Философский комментарий. Статьи, рецензии, публицистика 1997 - 2015 - Смирнов Игорь. Страница 36
Похоже, что режиссер немого фильма становился хозяином объектного мира, частью которого парадоксальным и незаслуженным образом выступал и человек. Задолго до наступления постмодернизма киноискусство умертвило субъекта. Зритель, у которого было отнято право голоса, превращался, прежде всего, в пациенса эстетического воздействия и идеологической обработки. Кинозал бывал потрясен изображаемым, но те, кто там находились, не были в состоянии вполне и активно сопережить то, что лишь видели, отгороженные от экрана его беззвучностью. Теория фотогении Луи Деллюка (1920) безоговорочно требовала от фильма, чтобы он сосредоточивался на выразительности, непосредственно присутствующей в зримой реальности, на "натуральной красоте" (Louis Delluc, "Ecrits cinematographiques I. Le Cinema et les Cineastes", Grenoble 1985, 34–35). Актер немого кино обязывался виртуозно владеть своим телом, делавшимся тем самым его персональным объектом. Абсолютизируя объектность, немой фильм часто старался сообщить социальным акциям космический, природно-вселенский масштаб, как об этом свидетельствуют "Земля" Довженко и "Старое и новое" ("Генеральная линия") Эйзенштейна. В этих медиальных условиях режиссеры 1920-х гг. попросту не могли вводить себя или свои аналоги в кинодействие в качестве субъектов. Режиссер как организатор фильма и коллектива на съемочной площадке оставался за кадром. Его личность запечатлевалась в порождаемом продукте не прямо, а косвенно. Попадая в кадр, режиссер проигрывал там кинооператору, как, например, в "Папироснице от Моссельпрома" Желябужского.

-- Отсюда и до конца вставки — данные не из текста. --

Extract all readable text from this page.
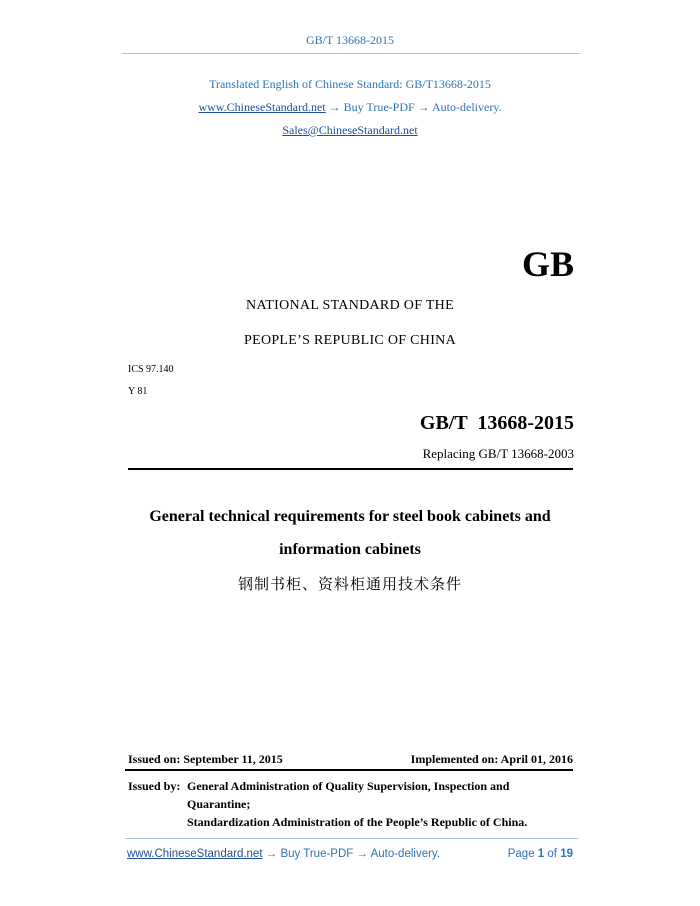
GB/T 13668-2015
Translated English of Chinese Standard: GB/T13668-2015
www.ChineseStandard.net → Buy True-PDF → Auto-delivery.
Sales@ChineseStandard.net
GB
NATIONAL STANDARD OF THE
PEOPLE’S REPUBLIC OF CHINA
ICS 97.140
Y 81
GB/T  13668-2015
Replacing GB/T 13668-2003
General technical requirements for steel book cabinets and
information cabinets
钢制书柜、资料柜通用技术条件
Issued on: September 11, 2015	Implemented on: April 01, 2016
Issued by: General Administration of Quality Supervision, Inspection and
Quarantine;
Standardization Administration of the People’s Republic of China.
www.ChineseStandard.net → Buy True-PDF → Auto-delivery.	Page 1 of 19
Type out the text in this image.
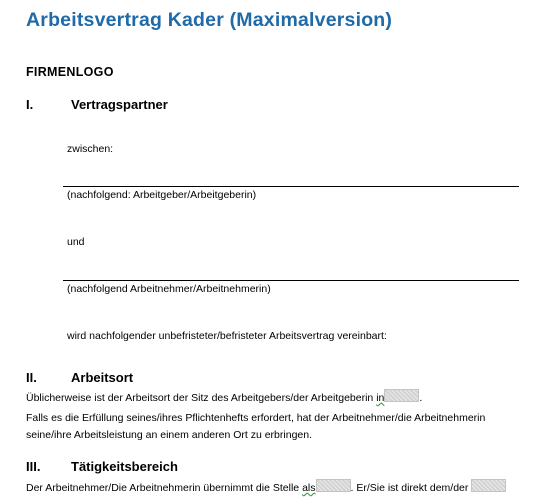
Arbeitsvertrag Kader (Maximalversion)
FIRMENLOGO
I.	Vertragspartner
zwischen:
(nachfolgend: Arbeitgeber/Arbeitgeberin)
und
(nachfolgend Arbeitnehmer/Arbeitnehmerin)
wird nachfolgender unbefristeter/befristeter Arbeitsvertrag vereinbart:
II.	Arbeitsort
Üblicherweise ist der Arbeitsort der Sitz des Arbeitgebers/der Arbeitgeberin in	.
Falls es die Erfüllung seines/ihres Pflichtenhefts erfordert, hat der Arbeitnehmer/die Arbeitnehmerin
seine/ihre Arbeitsleistung an einem anderen Ort zu erbringen.
III. Tätigkeitsbereich
Der Arbeitnehmer/Die Arbeitnehmerin übernimmt die Stelle als	. Er/Sie ist direkt dem/der
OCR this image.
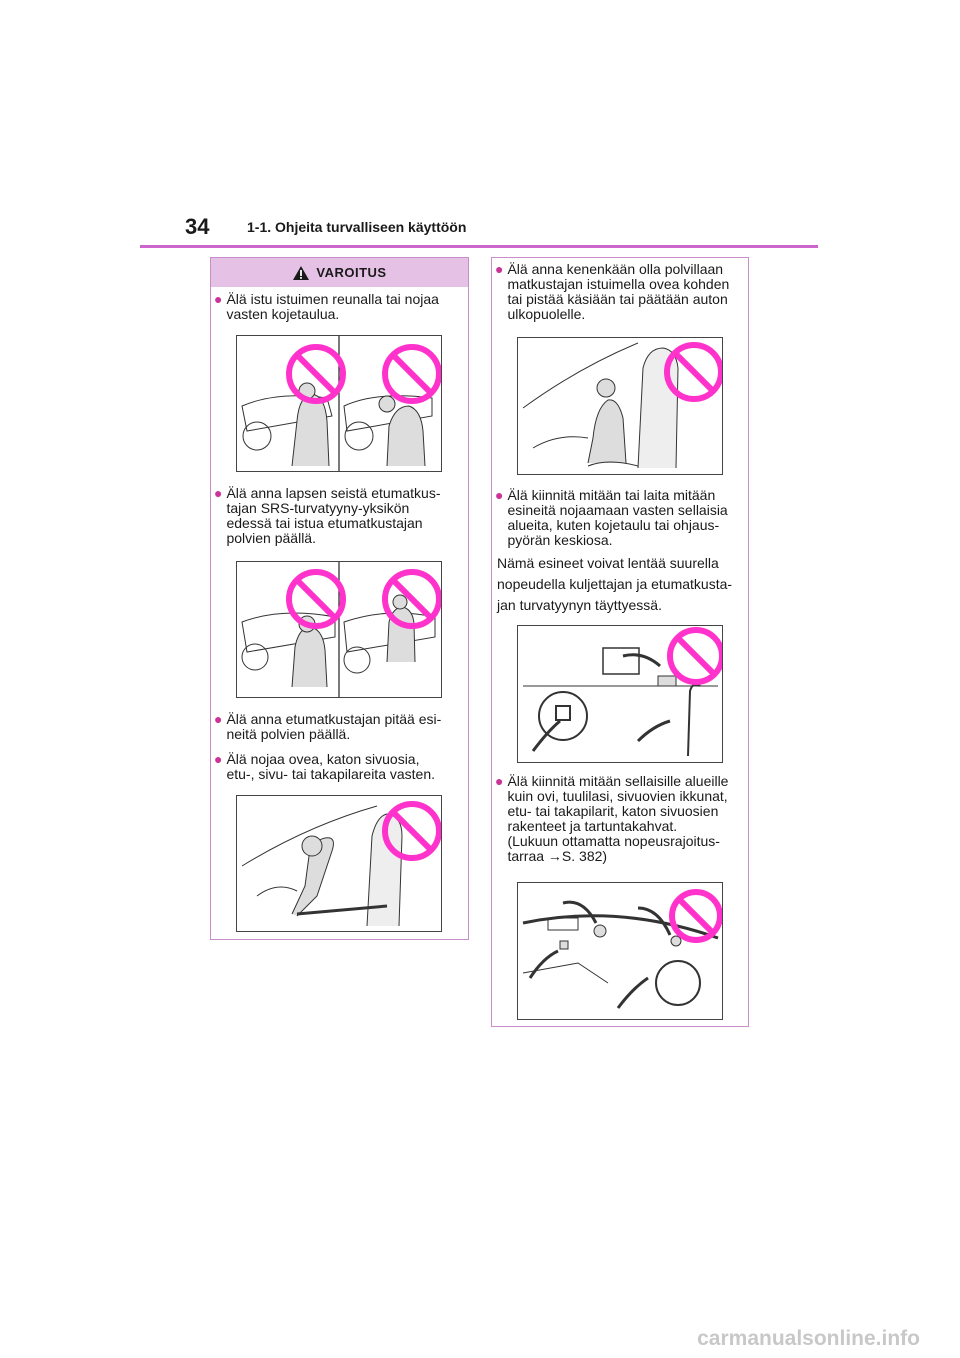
34	1-1. Ohjeita turvalliseen käyttöön
VAROITUS
● Älä istu istuimen reunalla tai nojaa
vasten kojetaulua.
● Älä anna lapsen seistä etumatkus-
tajan SRS-turvatyyny-yksikön
edessä tai istua etumatkustajan
polvien päällä.
● Älä anna etumatkustajan pitää esi-
neitä polvien päällä.
● Älä nojaa ovea, katon sivuosia,
etu-, sivu- tai takapilareita vasten.
● Älä anna kenenkään olla polvillaan
matkustajan istuimella ovea kohden
tai pistää käsiään tai päätään auton
ulkopuolelle.
● Älä kiinnitä mitään tai laita mitään
esineitä nojaamaan vasten sellaisia
alueita, kuten kojetaulu tai ohjaus-
pyörän keskiosa.
Nämä esineet voivat lentää suurella
nopeudella kuljettajan ja etumatkusta-
jan turvatyynyn täyttyessä.
● Älä kiinnitä mitään sellaisille alueille
kuin ovi, tuulilasi, sivuovien ikkunat,
etu- tai takapilarit, katon sivuosien
rakenteet ja tartuntakahvat.
(Lukuun ottamatta nopeusrajoitus-
tarraa →S. 382)
carmanualsonline.info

Такое положение дел радикально изменилось с внедрением в кино звука. Теодор Адорно и Ханс Эйслер замечали в совместном книге о музыкальном фильме (1944), что в нем открывается возможность для передачи "внутреннего пространства" субъекта (Theodor W. Adorno, "Gesammelte Schriften", Bd. 15, Frankfurt am Main 1997. 71). Но не стоит ограничиваться в данном случае одной музыкой. Звук побуждал сценаристов и режиссеров обращаться к мотиву расхождения между словом и поступком, что субъективировало человека, появляющегося на экране, вменило ему сокровенность. В "Партийном билете" Пырьева этот разрыв в блестяшем исполнении Абрикосова стал сюжетообразующим началом фильма (кулак и пособник шпионов пытается здесь выдать себя за ударника социалистического труда). Знаменательно, что не только герой Пырьева, но и сам он происходил из кулацкой семьи. Режиссер тайно и пока еще в порядке очернительного самодоноса вышел на киносцену. Позднее, в "Весне" Александров без обиняков отдаст режиссеру одну из главных ролей в комедийном сюжете. Но разве уже в "Веселых ребятах" пастух, попавший в Москву, не занят почти режиссерской работой, когда он находит место для репетиций бездомного джаз-оркестра, инсценируя на улицах города похоронную процессию?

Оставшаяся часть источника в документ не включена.